Looking for Confluent Platform Cluster Linking docs? This page describes Cluster Linking on Confluent Cloud. If you are looking for Confluent Platform documentation, check out Cluster Linking on Confluent Platform.

Share Data Across Clusters, Regions, and Clouds

The steps below guide you through a basic topic data sharing scenario. By the end of this tutorial, you will have configured two clusters and successfully used Cluster Linking to create a mirror topic and share topic data across the clusters. You will also learn how to stop mirroring to make the topic writable, and verify that the two topics have diverged.

Prerequisites

Got Confluent Cloud? Make sure it’s up-to-date. If you already have Confluent Cloud installed, just use ccloud update to get the latest version of the Confluent Cloud CLI with new Cluster Linking commands and tools.

  • Make sure you have followed the steps under Commands and Prerequisites in the overview. These steps tell you the easiest way to get an up-to-date version of Confluent Cloud if you don’t already have it, and provide a quick overview of Cluster Linking commands.
  • Your destination cluster must be a Dedicated cluster with Public internet endpoints.
  • Your source cluster can be a Basic, Standard, or Dedicated cluster with Public internet endpoints. If you do not have these clusters already, you can create them in the Confluent Cloud UI or in the Confluent Cloud CLI.

What the Tutorial Covers

For this tutorial, you will:

  • Create two clusters; one of which will serve as the source and the other as the destination cluster. The destination cluster must be a Dedicated cluster.
  • Set up a cluster link.
  • Create a mirror topic based on a topic on the source cluster.
  • Produce data to the source topic.
  • Consume data on the mirror topic (destination) over the link.
  • Promote the mirror topic, which will change it from read-only to read/write.

Let’s get started!

Set up two clusters

If you already have two Confluent Cloud clusters set up, one of which is a Dedicated cluster to use as the destination, you can skip to the next task.

Otherwise, set up your clusters as follows.

Tip

If you need more guidance than given below, see Create a Cluster in Confluent Cloud and Step 1: Create a Kafka cluster in Confluent Cloud in the Getting Started guide.

  1. Log on to the Confluent Cloud Console.

  2. Create two clusters in the same environment, as described in Create a Cluster in Confluent Cloud.

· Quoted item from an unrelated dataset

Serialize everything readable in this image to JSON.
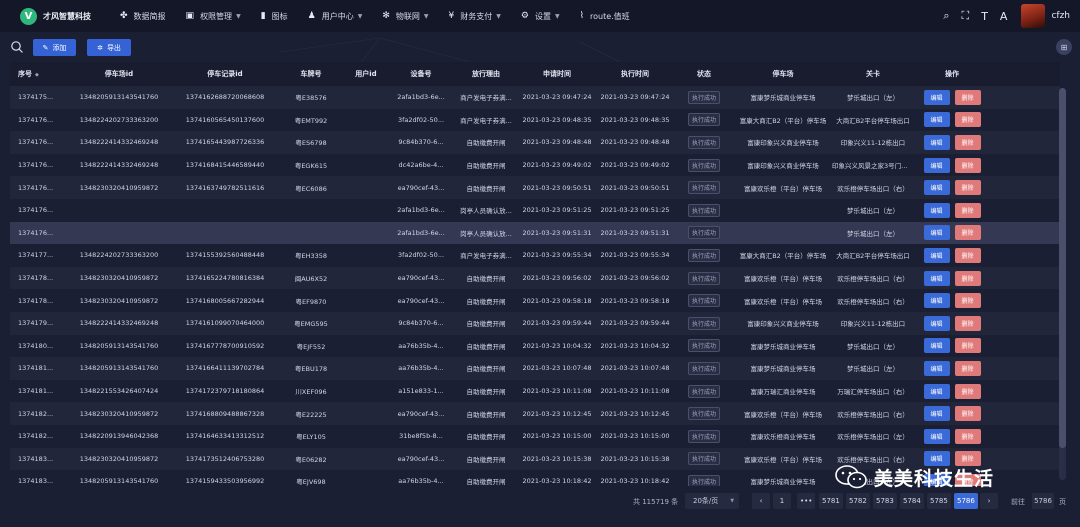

    At least one of these must be a Dedicated cluster, which will serve as the destination cluster.

    For example, you could create a Basic cluster called US-EAST to use as the source, and a Dedicated cluster called US-WEST to use as the destination.

  3. When you have completed these steps, you should have two clusters, similar to the following.

    ../../_images/clink-source-dest.png

Populate the source cluster

Create a topic on the source cluster.

For example, create a topic called tasting-menu on US-EAST (the Basic cluster that will act as the source).

  • To add a topic from the Web UI, navigate to the Topics page on the source cluster (US-EAST > Topics), click Add a topic, fill in the topic name, and click Create with defaults.

  • To add a topic from the Confluent Cloud CLI, log in to the CLI (ccloud login), select the environment and cluster you want to use, and enter the command ccloud kafka topic create <topic>. For example:

    ccloud kafka topic create tasting-menu
    

    More detail about working with the Confluent Cloud CLI is provided in the next tasks, so if you don’t yet know how to select an environment or cluster on the CLI, this is explained below.

Mirror a topic

Now that you have a cluster link, you can mirror topics across it; from source to destination.

  1. List the topics on the source cluster.

    ccloud kafka topic list --cluster <src-cluster-id>
    

    For example:

    $ ccloud kafka topic list --cluster lkc-7k6kj
          Name
    +--------------+
      stocks
      tasting-menu
      transactions
    
  2. Create a mirror topic.

    Choose a source topic to mirror and use your cluster link to mirror it.

    Tip

    If you don’t already have a topic in mind, create one on the source cluster now with ccloud kafka topic create <topic-name> --cluster <src-cluster-id>. If you’ve been following along, use tasting-menu.

    You create mirror topics on the destination cluster just as you would create a normal topic, but with a few extra parameters.

    ccloud kafka mirror create <topic-name> --link <link-name> --cluster <dst-cluster-id>
    

    For example:

    $ ccloud kafka mirror create tasting-menu --link usa-east-west --cluster lkc-161v5
    Created topic "tasting-menu".
    

    Note

    • The mirror topic name (on the Destination) must be the same as the Source topic name. (The mirror topic automatically takes its name from the original topic it’s based on.) Topic renaming is not yet supported.
    • Make sure that you use the Destination cluster ID in the command to create the mirror topic.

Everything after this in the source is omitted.